Data of different air pollutants, both in the gas (ozone and SO2) and in the particulate phase (Ni, Pb, V, Cd, Se and As), were employed to provide a comprehensive assessment of air quality in different locations of NW Spain. Special attention was focused in the estimation of health effects in the long term due to particle exposure, considering particle composition as the main influencing factor. Results showed that average HI were lower than the safety limit in all locations, although maximum values were higher than 1 (except in the rural location). Regarding CR, only one inner location (Ourense) presented average values exceeding the recommended threshold. A preliminary analysis of the composition between particle fractions (PM10 and PM2.5) showed that, in general, there are no significant differences. However, a more detailed study covering all the locations would be necessary to obtain more accurate conclusions. Ni and As were the metals most contributing to the risk estimates, being this influence due to their concentration levels and toxicity. However, the contribution of the remaining metals should not be neglected in terms of added toxicity to particles. In that sense, source apportionment indicated the influence of industrial emissions.
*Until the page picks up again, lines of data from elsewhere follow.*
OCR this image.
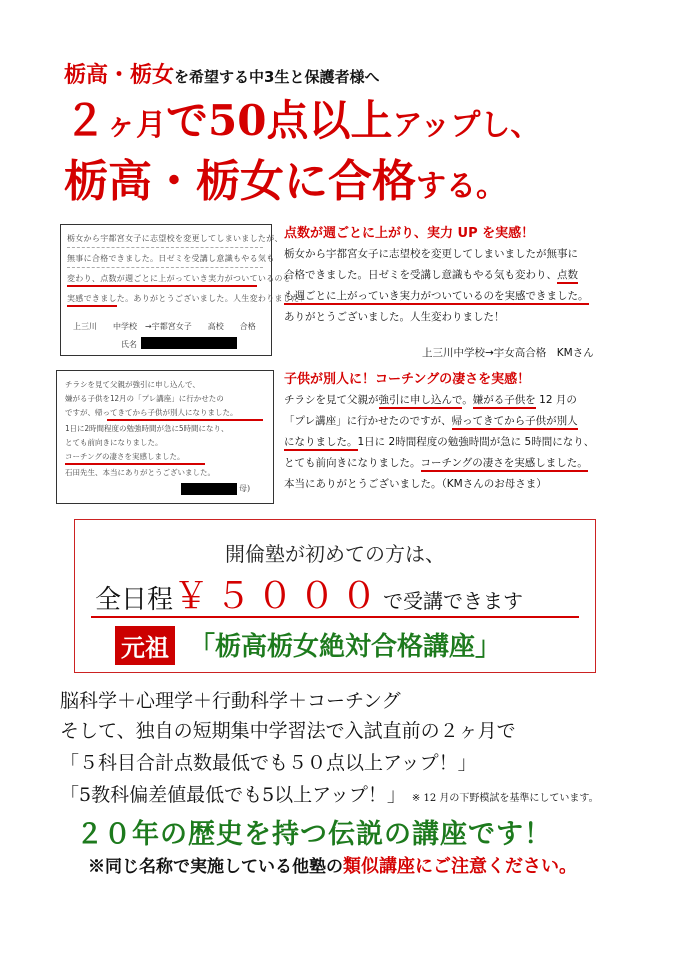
栃高・栃女を希望する中3生と保護者様へ
２ヶ月で50点以上アップし、
栃高・栃女に合格する。
栃女から宇都宮女子に志望校を変更してしまいましたが、
無事に合格できました。日ゼミを受講し意識もやる気も
変わり、点数が週ごとに上がっていき実力がついているのを
実感できました。ありがとうございました。人生変わりました！
上三川　　中学校　→宇都宮女子　　高校　　合格
氏名
点数が週ごとに上がり、実力 UP を実感！
栃女から宇都宮女子に志望校を変更してしまいましたが無事に
合格できました。日ゼミを受講し意識もやる気も変わり、点数
も週ごとに上がっていき実力がついているのを実感できました。
ありがとうございました。人生変わりました！
上三川中学校→宇女高合格　KMさん
チラシを見て父親が強引に申し込んで、
嫌がる子供を12月の「プレ講座」に行かせたの
ですが、帰ってきてから子供が別人になりました。
1日に2時間程度の勉強時間が急に5時間になり、
とても前向きになりました。
コーチングの凄さを実感しました。
石田先生、本当にありがとうございました。
母)
子供が別人に！コーチングの凄さを実感！
チラシを見て父親が強引に申し込んで。嫌がる子供を 12 月の
「プレ講座」に行かせたのですが、帰ってきてから子供が別人
になりました。1日に 2時間程度の勉強時間が急に 5時間になり、
とても前向きになりました。コーチングの凄さを実感しました。
本当にありがとうございました。（KMさんのお母さま）
開倫塾が初めての方は、
全日程￥５０００で受講できます
元祖 「栃高栃女絶対合格講座」
脳科学＋心理学＋行動科学＋コーチング
そして、独自の短期集中学習法で入試直前の２ヶ月で
「５科目合計点数最低でも５０点以上アップ！」
「5教科偏差値最低でも5以上アップ！」 ※ 12 月の下野模試を基準にしています。
２０年の歴史を持つ伝説の講座です！
※同じ名称で実施している他塾の類似講座にご注意ください。
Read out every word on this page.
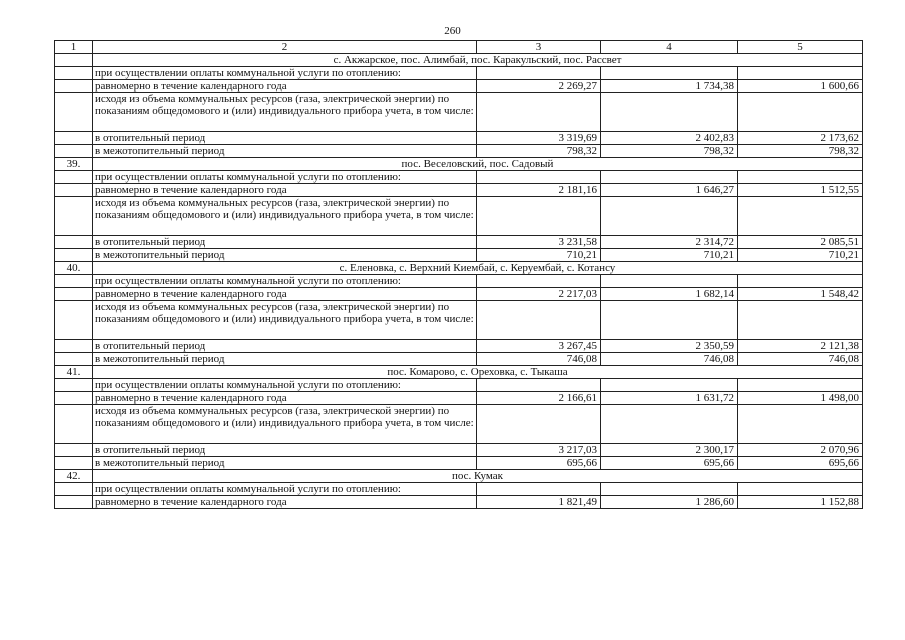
260
1	2	3	4	5
	с. Акжарское, пос. Алимбай, пос. Каракульский, пос. Рассвет			
	при осуществлении оплаты коммунальной услуги по отоплению:			
	равномерно в течение календарного года	2 269,27	1 734,38	1 600,66
	исходя из объема коммунальных ресурсов (газа, электрической энергии) по показаниям общедомового и (или) индивидуального прибора учета, в том числе:			
	в отопительный период	3 319,69	2 402,83	2 173,62
	в межотопительный период	798,32	798,32	798,32
39.	пос. Веселовский, пос. Садовый			
	при осуществлении оплаты коммунальной услуги по отоплению:			
	равномерно в течение календарного года	2 181,16	1 646,27	1 512,55
	исходя из объема коммунальных ресурсов (газа, электрической энергии) по показаниям общедомового и (или) индивидуального прибора учета, в том числе:			
	в отопительный период	3 231,58	2 314,72	2 085,51
	в межотопительный период	710,21	710,21	710,21
40.	с. Еленовка, с. Верхний Киембай, с. Керуембай, с. Котансу			
	при осуществлении оплаты коммунальной услуги по отоплению:			
	равномерно в течение календарного года	2 217,03	1 682,14	1 548,42
	исходя из объема коммунальных ресурсов (газа, электрической энергии) по показаниям общедомового и (или) индивидуального прибора учета, в том числе:			
	в отопительный период	3 267,45	2 350,59	2 121,38
	в межотопительный период	746,08	746,08	746,08
41.	пос. Комарово, с. Ореховка, с. Тыкаша			
	при осуществлении оплаты коммунальной услуги по отоплению:			
	равномерно в течение календарного года	2 166,61	1 631,72	1 498,00
	исходя из объема коммунальных ресурсов (газа, электрической энергии) по показаниям общедомового и (или) индивидуального прибора учета, в том числе:			
	в отопительный период	3 217,03	2 300,17	2 070,96
	в межотопительный период	695,66	695,66	695,66
42.	пос. Кумак			
	при осуществлении оплаты коммунальной услуги по отоплению:			
	равномерно в течение календарного года	1 821,49	1 286,60	1 152,88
Especially, the area of Santiago and Pontevedra were affected by pollution episodes that, although short, increased the average concentration values and, consequently, the magnitude of risk indexes. Investigating the frequency of these events would be a further step to perform a higher-tier risk assessment. On the other hand, it has to be mentioned that the shorter sampling period in Ourense might influence the results, since it is possible that average values in the present sampling were higher than those obtained if a longer period of time including more background samples was considered. Finally, the integrative assessment of the different effects caused by several types of pollutants provided a global vision of air quality in the studied locations. In general, the values obtained in the context of the defined indexing (e.g. 8 as maximum) indicated a good to moderate air quality in all areas.